The exodus has been fueled by a wave of laws targeting illegal immigrants in Oklahoma, Arizona, Colorado, Georgia and elsewhere. Many were passed after congressional efforts to overhaul the immigration system collapsed in June.
Immigrants say the laws have raised fears of workplace raids and deportation.
“People now are really frightened and scared because they don’t know what’s going to happen,” says Juliana Stout, an editor at the newspaper El Nacional de Oklahoma. “They’re selling houses. They’re leaving the country.”
Supporters of the laws cheer the departure of illegal immigrants and say the laws are working as intended.
Oklahoma state Rep. Randy Terrill, Republican author of his state’s law, says the flight proves it is working. “That was the intended purpose,” he says. “It would be just fine with me if we exported all illegal aliens to the surrounding states.”

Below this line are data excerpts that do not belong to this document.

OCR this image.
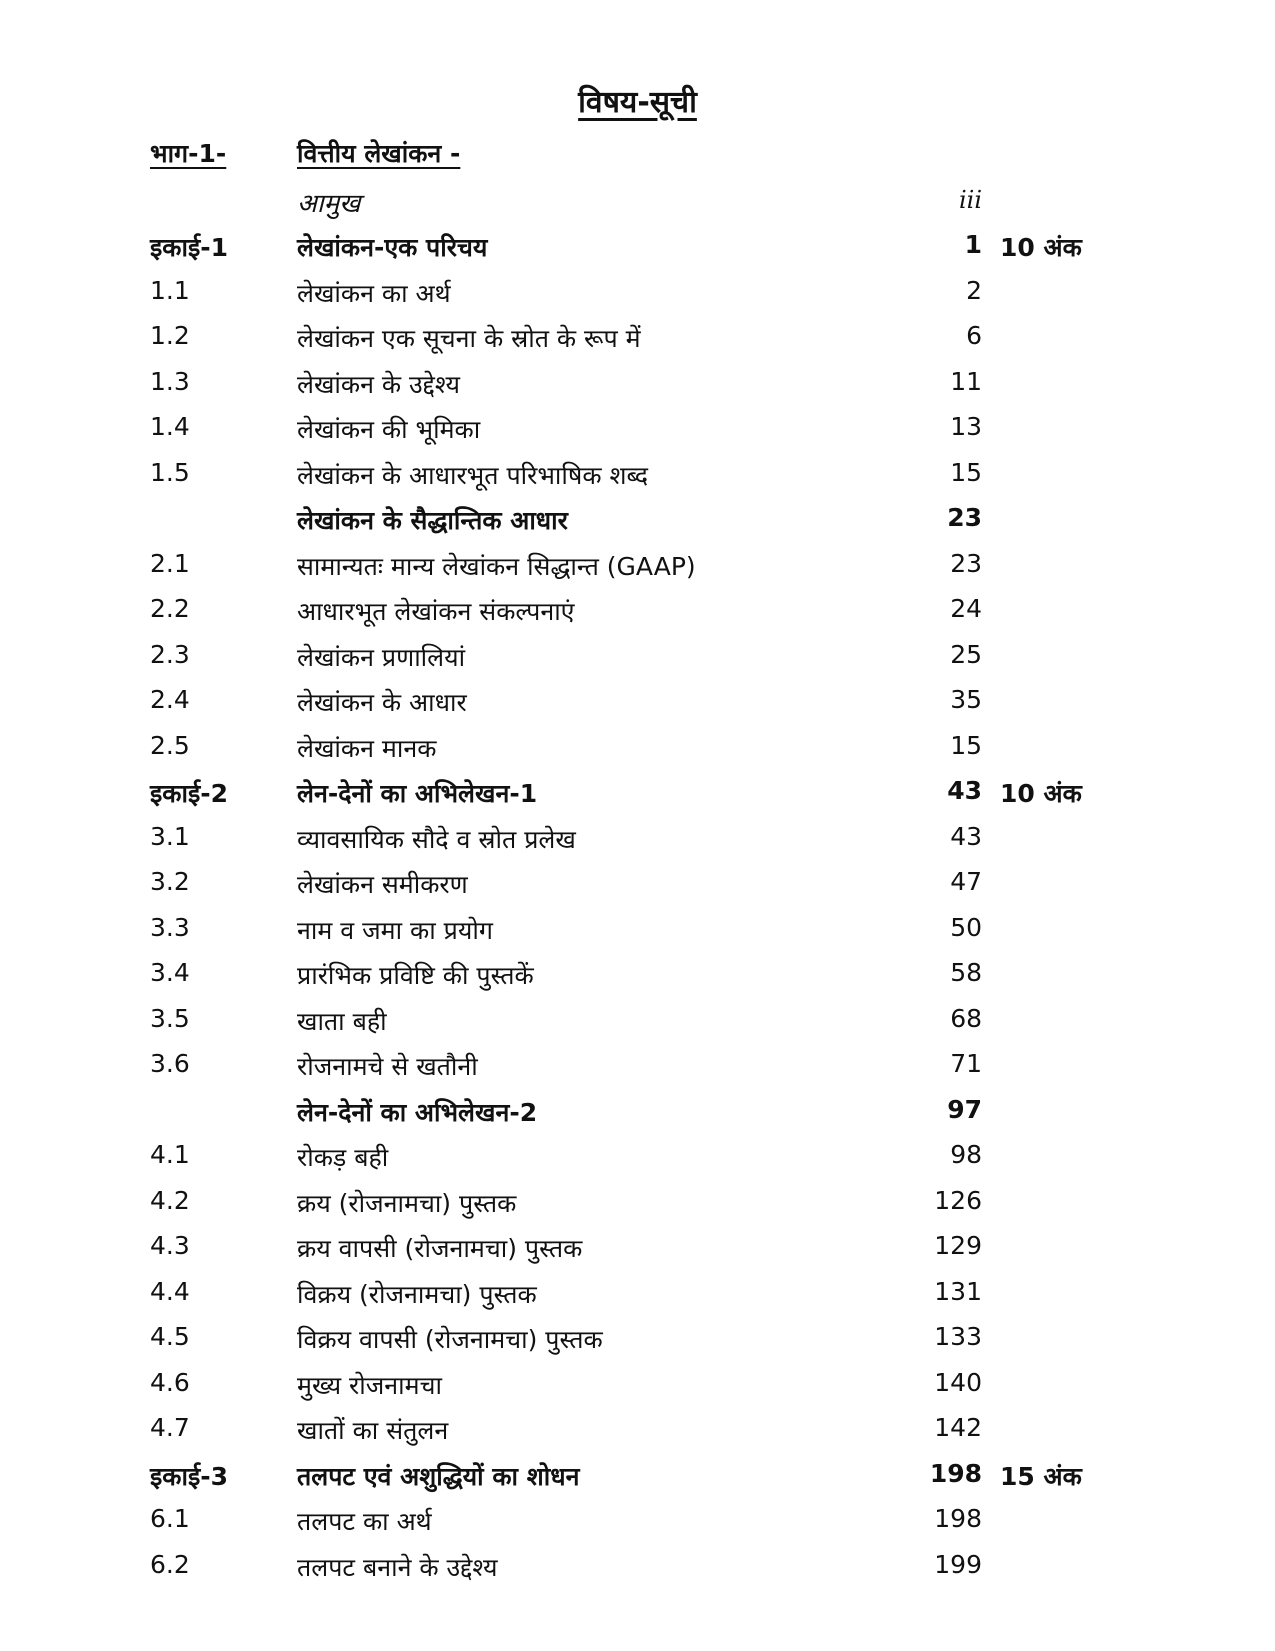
विषय-सूची
भाग-1-	वित्तीय लेखांकन -
आमुख	iii
इकाई-1	लेखांकन-एक परिचय	1 10 अंक
1.1	लेखांकन का अर्थ	2
1.2	लेखांकन एक सूचना के स्रोत के रूप में	6
1.3	लेखांकन के उद्देश्य	11
1.4	लेखांकन की भूमिका	13
1.5	लेखांकन के आधारभूत परिभाषिक शब्द	15
लेखांकन के सैद्धान्तिक आधार	23
2.1	सामान्यतः मान्य लेखांकन सिद्धान्त (GAAP)	23
2.2	आधारभूत लेखांकन संकल्पनाएं	24
2.3	लेखांकन प्रणालियां	25
2.4	लेखांकन के आधार	35
2.5	लेखांकन मानक	15
इकाई-2	लेन-देनों का अभिलेखन-1	43 10 अंक
3.1	व्यावसायिक सौदे व स्रोत प्रलेख	43
3.2	लेखांकन समीकरण	47
3.3	नाम व जमा का प्रयोग	50
3.4	प्रारंभिक प्रविष्टि की पुस्तकें	58
3.5	खाता बही	68
3.6	रोजनामचे से खतौनी	71
लेन-देनों का अभिलेखन-2	97
4.1	रोकड़ बही	98
4.2	क्रय (रोजनामचा) पुस्तक	126
4.3	क्रय वापसी (रोजनामचा) पुस्तक	129
4.4	विक्रय (रोजनामचा) पुस्तक	131
4.5	विक्रय वापसी (रोजनामचा) पुस्तक	133
4.6	मुख्य रोजनामचा	140
4.7	खातों का संतुलन	142
इकाई-3	तलपट एवं अशुद्धियों का शोधन	198 15 अंक
6.1	तलपट का अर्थ	198
6.2	तलपट बनाने के उद्देश्य	199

Most provisions of an Oklahoma law take effect in November. Among other things, it cuts off benefits such as welfare and college financial aid.

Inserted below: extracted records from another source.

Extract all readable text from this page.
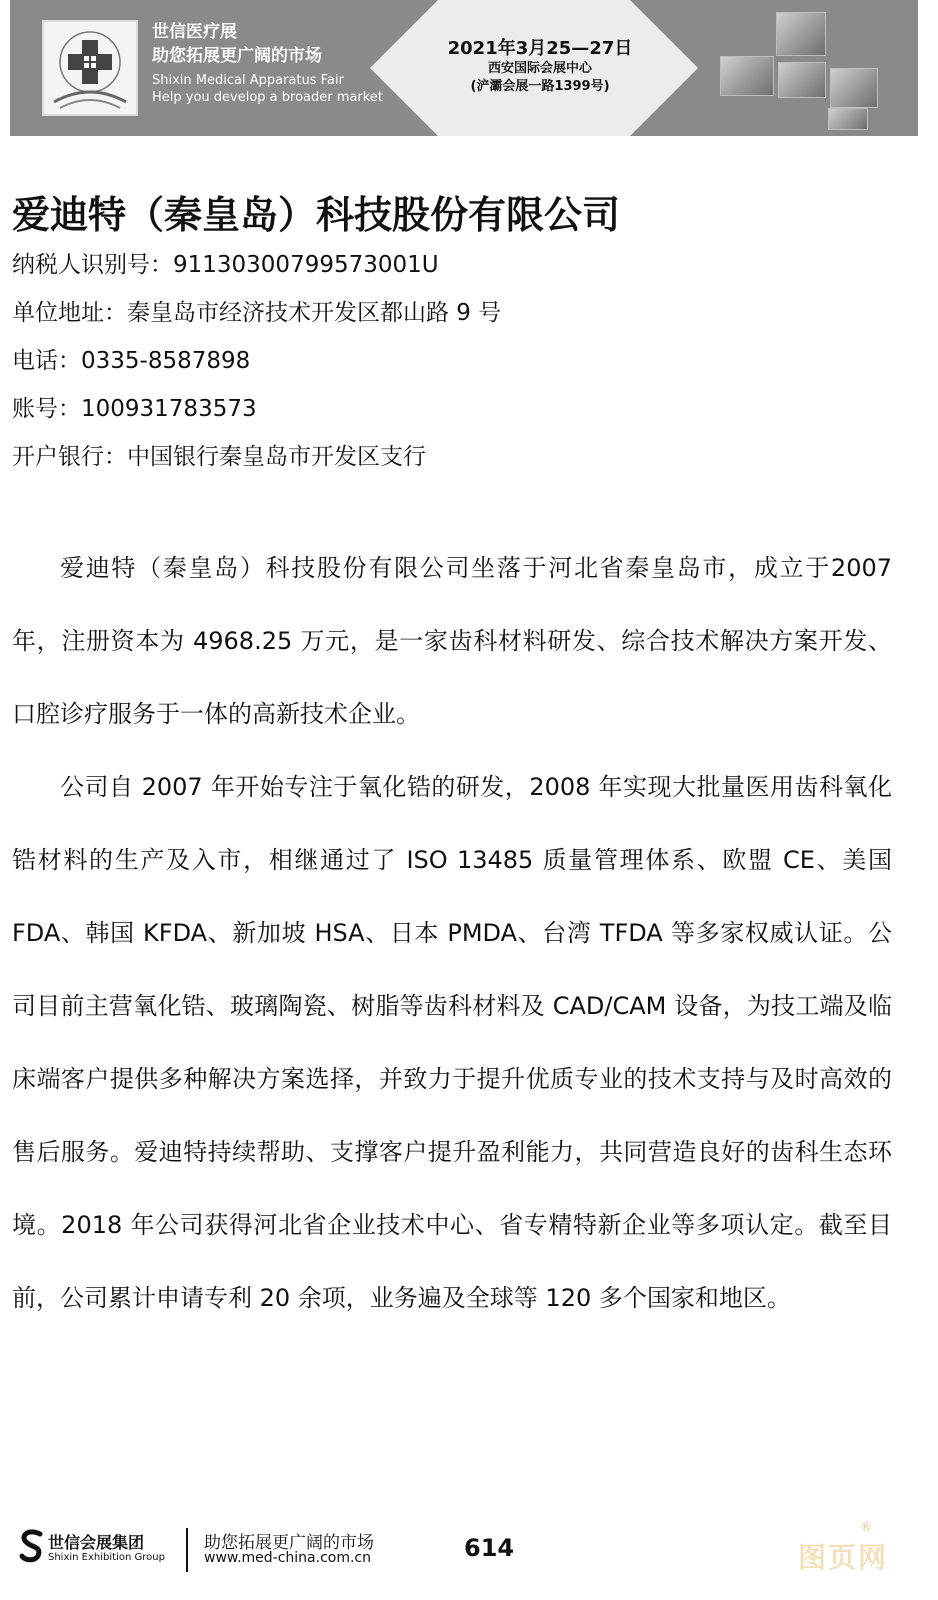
世信医疗展
助您拓展更广阔的市场
Shixin Medical Apparatus Fair
Help you develop a broader market
2021年3月25—27日
西安国际会展中心
(浐灞会展一路1399号)
爱迪特（秦皇岛）科技股份有限公司
纳税人识别号：91130300799573001U
单位地址：秦皇岛市经济技术开发区都山路 9 号
电话：0335-8587898
账号：100931783573
开户银行：中国银行秦皇岛市开发区支行
爱迪特（秦皇岛）科技股份有限公司坐落于河北省秦皇岛市，成立于2007 年，注册资本为 4968.25 万元，是一家齿科材料研发、综合技术解决方案开发、口腔诊疗服务于一体的高新技术企业。
公司自 2007 年开始专注于氧化锆的研发，2008 年实现大批量医用齿科氧化锆材料的生产及入市，相继通过了 ISO 13485 质量管理体系、欧盟 CE、美国 FDA、韩国 KFDA、新加坡 HSA、日本 PMDA、台湾 TFDA 等多家权威认证。公司目前主营氧化锆、玻璃陶瓷、树脂等齿科材料及 CAD/CAM 设备，为技工端及临床端客户提供多种解决方案选择，并致力于提升优质专业的技术支持与及时高效的售后服务。爱迪特持续帮助、支撑客户提升盈利能力，共同营造良好的齿科生态环境。2018 年公司获得河北省企业技术中心、省专精特新企业等多项认定。截至目前，公司累计申请专利 20 余项，业务遍及全球等 120 多个国家和地区。
世信会展集团
Shixin Exhibition Group
助您拓展更广阔的市场
www.med-china.com.cn	614
®
图页网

There’s no hard demographic data on the trend, partly because it’s hard to track people who are in the USA illegally. But school officials, real estate agents and church leaders say the movement is unmistakable.
Other reports from Arizona (and here), Oklahoma and Georgia (video) confirm that, faced with tougher state laws (and a tighter economy), illegal immigrants are choosing self deportation. For instance, a recent story in the NY Times detailed how one family was part of a mass exodus of Brazilians leaving the U.S. for their home country.
To explain an often wrenching decision to pull up stakes, homeward-bound Brazilians point to a rising fear of deportation and a slumping American economy. Many cite the expiration of driver’s licenses that can no longer be renewed under tougher rules, coupled with the steep drop in the value of the dollar against the currency of Brazil, where the economy has improved.
“You put it all together, and why should you stay in an environment like that if you have a place like Brazil, where there’s hope, a light at the end of the tunnel and it’s not a train to run you over?” said Pedro Coelho, a businessman in Mount Vernon, N.Y., who is known as the mayor of Brazilians in Westchester County. “Are they leaving? Yes, by the hundreds.”
In Massachusetts, says Fausto da Rocha, the founder of the Boston-area Brazilian Immigrant Center, his compatriots — many here illegally — are leaving by the thousands, some after losing homes in the subprime mortgage crisis. In New York and New Jersey, travel agents and others who sell airline seats say that one-way bookings to Brazil have more than doubled since last year, to about 150 daily from Kennedy International Airport, and that flights are sold out through February.
And at Brazil’s consulate in Miami, which serves Brazilians in five Southeastern states, officials said a recent survey of moving companies and travel agencies confirmed what they had already surmised from their foot traffic: More Brazilians are leaving the region than arriving…
It would seem–contra Mr. Shuey–that a state can pass and enforce laws that makes it tougher for illegals to live in the U.S. and doesn’t that “address the underlying issues,” regardless of what the federal government does?